Traditionally, we’ve supposed that these kinds of reactions would afflict only firsthand witnesses to violence: the victims, the bystanders, maybe the journalists. And we are blessed with a rich literature of witness; every mass traumatic event has its own set of survivors elevated by personal experience into authorities. Historians, by contrast, have neither seen nor heard the catastrophes they study—they’ve reached them through imagination and immersion.
Can you be traumatized by something experienced only secondhand? According to a psychoanalytic framework, trauma is a shock so overwhelming that it cannot be mentally processed. It shreds our psychic defenses, compromising our customs, ideologies, religious beliefs, moral systems, rituals, close relationships, even the body itself. When stripped of its organizational protection, the mind struggles to assimilate things that would otherwise seem normal, futilely trying to make sense of that which it finds incomprehensible. All kinds of destructive and alienating behaviors result.
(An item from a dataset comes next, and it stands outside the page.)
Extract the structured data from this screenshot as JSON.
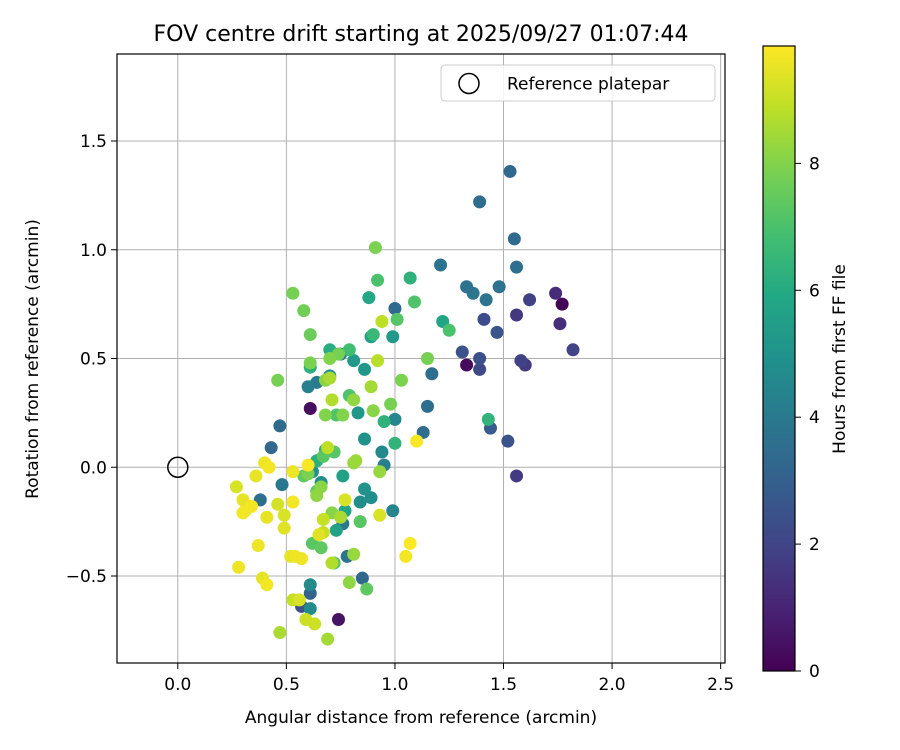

As first responders to and theorizers of trauma, psychotherapists and other mental health professionals are dangerously close to the sources of the pain they treat. The first hint that therapists might become traumatized by close interaction with their patients was raised by Chaim Shatan, a clinician-activist who worked closely with veterans ravaged by the Vietnam War. “We should be forewarned,” he wrote in an influential 1973 article. “We, too, may have nightmares; we, too, may be unable to sleep, unable to talk normally to other people for days or weeks. Once we professionals admit the knowledge of the veterans into our awareness, we are changed in fundamental ways.” In 1995, the clinical psychologists Karen Saakvitne and Laurie Anne Pearlman gave a name to the disorder Shatan identified: “vicarious trauma.”
Only in recent decades have psychotherapists sketched the borders between vicarious trauma and the more well-known problems of “burnout” and “compassion fatigue,” which constitute a sympathetic identification with a traumatized person. Such reactions can be repaired by sleep, exercise, a holiday, the company of loved ones. Vicarious traumas, by contrast, cut much deeper than emotional exhaustion, and are not so easily healed. The therapists are not subject to that moment of terror, but they feel it as though they had been. They become infected, as it were, as horrors are psychologically transmitted from one person to another.
Crucial to the process of vicarious traumatization is imagination, the engine of empathy and “the best guide,” in the words of the psychoanalyst Ghislaine Boulanger, “to entering experience that is beyond recognition.” For historians, documenting the past without imagination is impossible. It is the key to re-creating the ambience of other lives and the method by which scholars probe alternative futures. In his posthumous 1946 work, The Idea of History, R.G. Collingwood insisted imagination was the historian’s chief tool. Hannah Arendt called it an “inner compass,” a way to “catch a glimpse of the always frightening light of truth.”